2. A method of mining pathology towards pancreatitis patients according to claim 1, wherein the labels are divided into patient labels and non-patient labels;

the trained classification model further comprises:

acquiring a pulse signal curve of a person to be diagnosed;

in pulse signal curves of a person to be diagnosed, inputting feature vectors composed of basic time domain features of all single-period curves and case features of pancreatitis into a trained classification model to obtain a diagnosis tag set; each label in the diagnosis label set corresponds to a single-period curve one by one;

if the occurrence frequency of the patient labels in the diagnosis label set is larger than a preset threshold, determining that the person to be diagnosed is a suspected pancreatitis patient.

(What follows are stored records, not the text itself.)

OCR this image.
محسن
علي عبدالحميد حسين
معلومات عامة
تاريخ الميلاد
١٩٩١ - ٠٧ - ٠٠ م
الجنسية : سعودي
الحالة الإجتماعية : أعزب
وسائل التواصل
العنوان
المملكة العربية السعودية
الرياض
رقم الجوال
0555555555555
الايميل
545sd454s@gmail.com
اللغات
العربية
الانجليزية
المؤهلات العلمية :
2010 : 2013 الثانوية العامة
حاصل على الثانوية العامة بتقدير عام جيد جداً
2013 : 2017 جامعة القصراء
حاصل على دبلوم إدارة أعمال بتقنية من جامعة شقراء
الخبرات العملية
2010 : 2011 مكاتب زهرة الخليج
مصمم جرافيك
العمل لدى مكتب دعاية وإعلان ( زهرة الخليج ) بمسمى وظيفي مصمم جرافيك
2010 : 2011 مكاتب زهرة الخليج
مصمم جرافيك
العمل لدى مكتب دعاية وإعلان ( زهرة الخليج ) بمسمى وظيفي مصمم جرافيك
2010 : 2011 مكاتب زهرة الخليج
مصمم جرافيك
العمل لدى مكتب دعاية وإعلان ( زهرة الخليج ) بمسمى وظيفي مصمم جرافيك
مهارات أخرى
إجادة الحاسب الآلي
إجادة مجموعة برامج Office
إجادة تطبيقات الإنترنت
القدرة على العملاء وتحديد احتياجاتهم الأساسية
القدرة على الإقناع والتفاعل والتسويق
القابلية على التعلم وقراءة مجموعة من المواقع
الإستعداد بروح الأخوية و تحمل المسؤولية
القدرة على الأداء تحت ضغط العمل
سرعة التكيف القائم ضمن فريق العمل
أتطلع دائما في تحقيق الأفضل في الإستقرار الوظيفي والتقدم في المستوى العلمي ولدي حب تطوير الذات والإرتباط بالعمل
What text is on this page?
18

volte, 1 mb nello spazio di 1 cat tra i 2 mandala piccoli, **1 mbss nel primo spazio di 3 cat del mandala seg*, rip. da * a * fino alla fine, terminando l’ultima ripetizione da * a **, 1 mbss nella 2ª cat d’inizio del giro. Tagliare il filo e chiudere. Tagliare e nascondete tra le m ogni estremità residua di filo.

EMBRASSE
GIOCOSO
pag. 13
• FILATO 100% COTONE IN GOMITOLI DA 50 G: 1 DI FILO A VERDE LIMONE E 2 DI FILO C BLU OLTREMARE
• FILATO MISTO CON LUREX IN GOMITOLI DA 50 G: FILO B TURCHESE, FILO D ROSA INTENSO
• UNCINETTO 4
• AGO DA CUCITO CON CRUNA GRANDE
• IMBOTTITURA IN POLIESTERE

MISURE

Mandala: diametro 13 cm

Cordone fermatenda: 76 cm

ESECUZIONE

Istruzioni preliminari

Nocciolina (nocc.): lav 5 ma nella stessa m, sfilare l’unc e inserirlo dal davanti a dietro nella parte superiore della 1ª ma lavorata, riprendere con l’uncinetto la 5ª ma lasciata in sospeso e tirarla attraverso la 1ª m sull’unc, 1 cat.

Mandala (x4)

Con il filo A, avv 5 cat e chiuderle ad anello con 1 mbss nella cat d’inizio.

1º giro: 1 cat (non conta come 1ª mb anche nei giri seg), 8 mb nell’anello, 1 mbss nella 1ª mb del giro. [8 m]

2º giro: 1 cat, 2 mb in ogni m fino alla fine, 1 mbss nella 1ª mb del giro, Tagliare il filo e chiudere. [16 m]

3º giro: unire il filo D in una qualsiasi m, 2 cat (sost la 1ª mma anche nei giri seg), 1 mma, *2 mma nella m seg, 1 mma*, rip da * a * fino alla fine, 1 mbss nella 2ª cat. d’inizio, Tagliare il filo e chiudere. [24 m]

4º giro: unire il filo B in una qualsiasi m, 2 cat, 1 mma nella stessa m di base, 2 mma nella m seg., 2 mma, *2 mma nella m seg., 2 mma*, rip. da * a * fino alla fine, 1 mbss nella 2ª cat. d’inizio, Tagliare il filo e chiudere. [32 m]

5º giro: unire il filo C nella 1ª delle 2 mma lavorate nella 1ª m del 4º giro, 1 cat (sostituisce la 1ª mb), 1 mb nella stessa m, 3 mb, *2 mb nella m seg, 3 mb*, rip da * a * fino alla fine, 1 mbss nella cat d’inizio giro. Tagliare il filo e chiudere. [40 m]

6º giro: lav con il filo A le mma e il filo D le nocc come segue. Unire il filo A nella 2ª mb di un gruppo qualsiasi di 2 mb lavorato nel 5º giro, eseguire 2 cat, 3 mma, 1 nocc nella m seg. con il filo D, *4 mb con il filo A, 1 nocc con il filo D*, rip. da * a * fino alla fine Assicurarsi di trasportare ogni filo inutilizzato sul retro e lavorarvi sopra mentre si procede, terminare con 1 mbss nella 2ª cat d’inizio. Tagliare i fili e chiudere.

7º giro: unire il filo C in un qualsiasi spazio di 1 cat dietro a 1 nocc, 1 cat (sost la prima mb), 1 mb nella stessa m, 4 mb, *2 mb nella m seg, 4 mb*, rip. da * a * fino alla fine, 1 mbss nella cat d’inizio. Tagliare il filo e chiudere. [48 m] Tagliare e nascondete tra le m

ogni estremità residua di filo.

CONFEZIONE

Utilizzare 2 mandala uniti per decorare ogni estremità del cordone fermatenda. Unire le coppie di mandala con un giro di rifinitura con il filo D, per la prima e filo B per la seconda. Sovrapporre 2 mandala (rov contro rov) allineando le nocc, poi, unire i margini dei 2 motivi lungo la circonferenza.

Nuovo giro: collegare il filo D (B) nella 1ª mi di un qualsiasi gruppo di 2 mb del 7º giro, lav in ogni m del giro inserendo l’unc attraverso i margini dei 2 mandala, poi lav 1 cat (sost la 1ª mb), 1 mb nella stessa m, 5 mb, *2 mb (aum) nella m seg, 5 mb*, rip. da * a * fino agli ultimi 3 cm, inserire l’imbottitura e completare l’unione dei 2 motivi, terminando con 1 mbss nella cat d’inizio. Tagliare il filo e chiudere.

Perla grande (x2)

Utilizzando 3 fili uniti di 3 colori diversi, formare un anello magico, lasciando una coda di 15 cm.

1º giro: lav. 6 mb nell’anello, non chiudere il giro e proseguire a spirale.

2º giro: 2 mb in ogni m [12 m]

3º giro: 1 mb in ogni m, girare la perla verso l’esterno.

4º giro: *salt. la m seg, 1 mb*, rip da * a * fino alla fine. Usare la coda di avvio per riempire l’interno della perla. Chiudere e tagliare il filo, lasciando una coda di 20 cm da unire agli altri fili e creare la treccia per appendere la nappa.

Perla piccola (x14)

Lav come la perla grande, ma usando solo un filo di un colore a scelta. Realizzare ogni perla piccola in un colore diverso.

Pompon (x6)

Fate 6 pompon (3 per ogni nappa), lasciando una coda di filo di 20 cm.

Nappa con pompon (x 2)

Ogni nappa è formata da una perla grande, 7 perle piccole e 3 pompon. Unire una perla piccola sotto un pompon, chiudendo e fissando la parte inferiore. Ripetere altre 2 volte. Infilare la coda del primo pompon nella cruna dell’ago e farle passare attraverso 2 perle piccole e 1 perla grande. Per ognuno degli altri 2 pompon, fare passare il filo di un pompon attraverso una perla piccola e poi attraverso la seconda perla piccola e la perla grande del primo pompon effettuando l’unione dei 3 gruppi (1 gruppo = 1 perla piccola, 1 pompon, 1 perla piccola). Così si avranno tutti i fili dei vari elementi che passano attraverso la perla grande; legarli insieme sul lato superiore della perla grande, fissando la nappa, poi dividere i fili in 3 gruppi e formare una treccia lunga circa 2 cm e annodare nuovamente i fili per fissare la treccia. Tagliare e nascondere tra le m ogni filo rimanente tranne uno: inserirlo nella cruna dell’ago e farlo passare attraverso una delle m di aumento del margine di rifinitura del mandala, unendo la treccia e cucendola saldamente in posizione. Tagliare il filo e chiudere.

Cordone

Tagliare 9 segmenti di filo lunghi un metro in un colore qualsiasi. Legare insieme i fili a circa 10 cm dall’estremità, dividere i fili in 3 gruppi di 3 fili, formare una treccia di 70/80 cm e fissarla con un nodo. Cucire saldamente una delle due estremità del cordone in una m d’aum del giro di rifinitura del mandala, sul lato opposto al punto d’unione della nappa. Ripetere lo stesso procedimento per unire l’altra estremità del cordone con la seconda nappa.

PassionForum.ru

3. A method of mining pathological features in patients with pancreatitis according to claim 1 or 2, characterized in that the sampling frequency is 2 times the value of the beating frequency of human pulse.

4. The method of claim 1 or 2, wherein the basic time domain features of each monocycle pulse signal curve include a first peak height, a second peak height, a third peak height, a first peak to second peak time interval, a second peak to third peak time interval, a pulse start to first trough time interval, a first trough to second trough time interval, and a second trough to pulse start time interval of the pulse.

5. The method for mining pathological features of pancreatitis-oriented patients according to claim 2, wherein the pulse signal profile of the person to be diagnosed is at least one single cycle pulse signal profile.

6. The method for mining pathological features of pancreatitis-oriented patients according to claim 1, wherein the classification model is trained by SVM kernel method.